— В другой комнате спал папа. Там ты будешь теперь, правда?
Вечером, когда его укладывала, он опять ко мне прижался.
— Как я доволен, что ты здесь.
Потом сказал:
— Мама, мы победим, правда? Жаль, я маленький, я бы тоже хотел воевать… за Россию.

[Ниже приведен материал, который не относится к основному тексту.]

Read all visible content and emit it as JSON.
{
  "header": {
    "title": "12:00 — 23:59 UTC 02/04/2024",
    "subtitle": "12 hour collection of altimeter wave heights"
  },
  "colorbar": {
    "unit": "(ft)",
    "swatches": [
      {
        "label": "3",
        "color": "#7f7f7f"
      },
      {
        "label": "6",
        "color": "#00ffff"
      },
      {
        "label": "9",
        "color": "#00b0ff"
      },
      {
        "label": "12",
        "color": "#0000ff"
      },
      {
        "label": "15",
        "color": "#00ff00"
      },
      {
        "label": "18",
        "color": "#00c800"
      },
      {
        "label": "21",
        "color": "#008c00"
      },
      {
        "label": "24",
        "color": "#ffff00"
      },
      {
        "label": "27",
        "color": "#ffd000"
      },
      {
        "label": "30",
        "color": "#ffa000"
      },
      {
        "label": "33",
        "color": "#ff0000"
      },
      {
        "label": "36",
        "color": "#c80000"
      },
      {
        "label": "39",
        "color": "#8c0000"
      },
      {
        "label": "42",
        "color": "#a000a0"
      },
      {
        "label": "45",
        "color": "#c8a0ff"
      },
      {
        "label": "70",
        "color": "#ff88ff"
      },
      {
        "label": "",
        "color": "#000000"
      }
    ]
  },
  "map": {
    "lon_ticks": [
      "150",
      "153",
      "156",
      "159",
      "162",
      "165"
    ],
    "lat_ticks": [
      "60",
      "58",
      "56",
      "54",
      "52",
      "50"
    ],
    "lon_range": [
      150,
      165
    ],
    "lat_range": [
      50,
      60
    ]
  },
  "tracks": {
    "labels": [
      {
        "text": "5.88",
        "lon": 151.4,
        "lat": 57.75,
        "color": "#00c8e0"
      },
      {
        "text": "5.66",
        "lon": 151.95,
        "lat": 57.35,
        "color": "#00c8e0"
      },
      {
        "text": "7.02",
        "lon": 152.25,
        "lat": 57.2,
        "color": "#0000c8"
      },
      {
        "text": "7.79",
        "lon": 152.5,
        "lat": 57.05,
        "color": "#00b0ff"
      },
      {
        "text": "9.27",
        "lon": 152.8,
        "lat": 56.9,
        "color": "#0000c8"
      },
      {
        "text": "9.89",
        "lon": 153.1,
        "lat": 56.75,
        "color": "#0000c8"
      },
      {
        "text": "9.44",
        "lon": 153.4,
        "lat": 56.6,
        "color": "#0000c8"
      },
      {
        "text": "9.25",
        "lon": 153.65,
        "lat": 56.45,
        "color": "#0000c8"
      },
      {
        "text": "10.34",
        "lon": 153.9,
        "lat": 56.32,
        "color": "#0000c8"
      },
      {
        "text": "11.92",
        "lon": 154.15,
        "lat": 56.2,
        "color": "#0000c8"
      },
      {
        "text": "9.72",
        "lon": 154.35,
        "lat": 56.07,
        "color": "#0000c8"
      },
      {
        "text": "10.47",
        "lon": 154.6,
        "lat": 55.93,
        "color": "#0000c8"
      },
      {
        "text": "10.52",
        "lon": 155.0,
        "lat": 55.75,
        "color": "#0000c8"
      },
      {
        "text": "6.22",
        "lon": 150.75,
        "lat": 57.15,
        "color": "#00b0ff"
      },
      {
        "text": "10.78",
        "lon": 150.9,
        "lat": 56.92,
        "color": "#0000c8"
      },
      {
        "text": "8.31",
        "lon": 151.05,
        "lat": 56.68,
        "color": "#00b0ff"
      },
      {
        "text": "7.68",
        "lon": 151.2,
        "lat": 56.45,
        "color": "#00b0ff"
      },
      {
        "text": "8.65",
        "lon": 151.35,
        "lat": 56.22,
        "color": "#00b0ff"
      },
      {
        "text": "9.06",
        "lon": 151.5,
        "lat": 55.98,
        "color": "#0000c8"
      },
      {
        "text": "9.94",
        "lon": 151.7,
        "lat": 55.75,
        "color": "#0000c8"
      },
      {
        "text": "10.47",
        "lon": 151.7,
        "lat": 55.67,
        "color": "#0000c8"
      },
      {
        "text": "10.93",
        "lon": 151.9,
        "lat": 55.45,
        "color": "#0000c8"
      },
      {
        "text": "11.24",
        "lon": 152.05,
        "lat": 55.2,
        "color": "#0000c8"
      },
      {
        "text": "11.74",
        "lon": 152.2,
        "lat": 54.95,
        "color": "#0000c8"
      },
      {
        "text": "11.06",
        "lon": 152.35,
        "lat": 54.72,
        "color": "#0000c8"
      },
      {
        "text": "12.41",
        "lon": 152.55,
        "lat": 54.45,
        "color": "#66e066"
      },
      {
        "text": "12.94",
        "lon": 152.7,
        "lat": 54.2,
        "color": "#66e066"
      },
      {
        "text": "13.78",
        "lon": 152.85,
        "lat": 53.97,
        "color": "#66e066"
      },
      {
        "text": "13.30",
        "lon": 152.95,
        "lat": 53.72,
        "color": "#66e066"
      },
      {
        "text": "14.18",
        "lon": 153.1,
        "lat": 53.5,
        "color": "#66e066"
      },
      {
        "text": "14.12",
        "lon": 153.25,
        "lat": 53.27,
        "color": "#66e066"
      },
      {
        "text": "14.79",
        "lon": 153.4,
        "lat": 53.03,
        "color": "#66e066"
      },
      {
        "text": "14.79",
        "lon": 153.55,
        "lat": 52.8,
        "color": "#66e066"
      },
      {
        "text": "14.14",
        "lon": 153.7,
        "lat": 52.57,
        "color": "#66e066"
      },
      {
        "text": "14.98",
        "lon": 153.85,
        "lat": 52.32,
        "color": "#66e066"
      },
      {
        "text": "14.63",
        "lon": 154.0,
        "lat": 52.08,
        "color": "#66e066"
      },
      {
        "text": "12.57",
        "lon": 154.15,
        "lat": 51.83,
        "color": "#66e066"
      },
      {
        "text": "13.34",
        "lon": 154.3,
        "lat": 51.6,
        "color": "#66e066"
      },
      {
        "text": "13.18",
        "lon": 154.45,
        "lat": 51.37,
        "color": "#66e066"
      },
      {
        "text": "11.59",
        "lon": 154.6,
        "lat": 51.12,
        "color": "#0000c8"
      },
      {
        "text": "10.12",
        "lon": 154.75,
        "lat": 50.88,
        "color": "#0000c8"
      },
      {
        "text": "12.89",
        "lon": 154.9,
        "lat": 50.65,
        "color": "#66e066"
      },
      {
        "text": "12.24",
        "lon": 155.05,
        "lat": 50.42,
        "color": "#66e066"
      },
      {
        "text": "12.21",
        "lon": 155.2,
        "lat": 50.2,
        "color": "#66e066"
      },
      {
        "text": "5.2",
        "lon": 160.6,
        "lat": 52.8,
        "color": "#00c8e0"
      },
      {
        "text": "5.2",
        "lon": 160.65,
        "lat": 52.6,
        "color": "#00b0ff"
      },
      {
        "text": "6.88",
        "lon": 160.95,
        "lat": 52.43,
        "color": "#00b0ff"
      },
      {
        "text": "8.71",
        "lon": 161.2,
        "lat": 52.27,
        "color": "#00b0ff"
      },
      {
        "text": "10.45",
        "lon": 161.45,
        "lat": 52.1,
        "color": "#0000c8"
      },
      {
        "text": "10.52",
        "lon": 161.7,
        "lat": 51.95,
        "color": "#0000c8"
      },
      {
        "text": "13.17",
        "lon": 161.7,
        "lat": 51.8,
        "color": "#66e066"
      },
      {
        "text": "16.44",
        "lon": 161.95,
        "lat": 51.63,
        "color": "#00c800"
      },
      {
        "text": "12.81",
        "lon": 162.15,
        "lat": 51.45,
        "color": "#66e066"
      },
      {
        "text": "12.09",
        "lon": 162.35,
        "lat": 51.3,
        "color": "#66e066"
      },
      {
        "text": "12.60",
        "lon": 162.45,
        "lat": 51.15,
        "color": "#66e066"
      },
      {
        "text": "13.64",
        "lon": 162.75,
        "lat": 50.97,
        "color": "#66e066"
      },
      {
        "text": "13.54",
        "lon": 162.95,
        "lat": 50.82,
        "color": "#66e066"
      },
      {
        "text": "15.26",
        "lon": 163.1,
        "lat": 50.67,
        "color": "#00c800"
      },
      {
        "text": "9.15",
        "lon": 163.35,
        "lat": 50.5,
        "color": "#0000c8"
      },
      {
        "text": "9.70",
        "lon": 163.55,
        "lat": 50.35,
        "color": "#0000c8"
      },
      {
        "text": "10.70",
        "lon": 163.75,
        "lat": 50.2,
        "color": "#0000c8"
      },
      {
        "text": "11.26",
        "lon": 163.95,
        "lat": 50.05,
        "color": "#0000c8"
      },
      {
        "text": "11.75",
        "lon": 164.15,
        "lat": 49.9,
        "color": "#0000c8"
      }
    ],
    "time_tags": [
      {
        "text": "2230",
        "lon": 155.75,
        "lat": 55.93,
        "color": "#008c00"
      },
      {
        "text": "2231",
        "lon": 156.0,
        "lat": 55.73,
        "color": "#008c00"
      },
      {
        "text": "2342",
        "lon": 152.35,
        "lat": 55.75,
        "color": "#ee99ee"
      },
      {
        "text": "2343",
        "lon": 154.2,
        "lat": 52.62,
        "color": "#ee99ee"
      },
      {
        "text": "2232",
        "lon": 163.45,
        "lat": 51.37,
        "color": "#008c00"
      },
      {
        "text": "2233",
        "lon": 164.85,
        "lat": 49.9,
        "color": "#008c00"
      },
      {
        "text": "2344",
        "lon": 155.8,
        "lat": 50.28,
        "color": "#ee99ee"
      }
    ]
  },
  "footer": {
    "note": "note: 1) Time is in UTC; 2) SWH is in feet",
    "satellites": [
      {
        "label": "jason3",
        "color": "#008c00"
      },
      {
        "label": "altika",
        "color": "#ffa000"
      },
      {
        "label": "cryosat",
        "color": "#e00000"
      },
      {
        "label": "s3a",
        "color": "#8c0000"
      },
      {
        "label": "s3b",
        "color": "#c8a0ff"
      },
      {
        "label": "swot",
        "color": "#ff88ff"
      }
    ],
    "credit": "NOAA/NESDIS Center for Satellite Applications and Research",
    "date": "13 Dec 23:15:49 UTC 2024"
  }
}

Долго расспрашивал меня и про войну, и про Париж, Италию — а за кого Италия, за нас, или за немцев?
Уйдя к себе, я не затворила двери. Он ворочался, вздыхал, не мог заснуть. Потом затих… А я раскладывала свои вещи в комнате Маркуши. Близ полуночи отворила окна, высунулась. Как темно в деревне хмурой ночью августовской, как тяжко ветер распевает в старых липах и березах. Родина! Тьма, и поля, и поезда на запад, к тому краю роковому, где гудит земля в беде.
Ну, ладно, все равно.
На утро пробудилась бодрой. Серенький, спокойный день взглянул. Рябина закраснела за окном, по тополю гладко-серебристому взбежала белочка и поиграла раскидным хвостом, на меня метнула глазком вострым.
Пахло милой, терпкой осенью. Гудела молотилка на гумне, и мерно-однотонно мальчик вскрикивал на лошадей:
— Эй-й-о! Эй-й-о-о!
Я была снова дома, в жизни крепкой и слежавшейся, настоенной отцовским табаком, серьезной хлопотливостью Любови Ивановны, пропитанной деревней и Россией. Во мне текла помещицкая кровь, мне вкусны были запахи деревенские, и утренние дымки над избами, и туман осенний над ложбинами, и хрусткие яблоки. Хороши сумерки в зале, — мы с Андрюшей у китайского бильярдчика, рассеянно гоняет он шары, позванивая в колокольчик, я рассказываю о Париже, Риме. В столовой, рядом, самовар уже бурлит. Краснеют угольки, клокочет пар, и тяжко, волоча немного ноги, ползет отец из кабинета, после сна. Приносят почту, письма и газеты.
Лампу зажигают над столом. В наш тихий круг врывались вести о сражениях и маршах, отступлениях и наступлениях. Андрюша тащил карту, начиналось размещение флажков. И тут мне становилось холодней. Волнение глухое, темное овладевало. Вот мы сидим, в уютном доме, в Галкине великорусском, барственно и крепко, из под светлой лампы ужасаемся и восхищаемся… Нет, лучше уж не думать!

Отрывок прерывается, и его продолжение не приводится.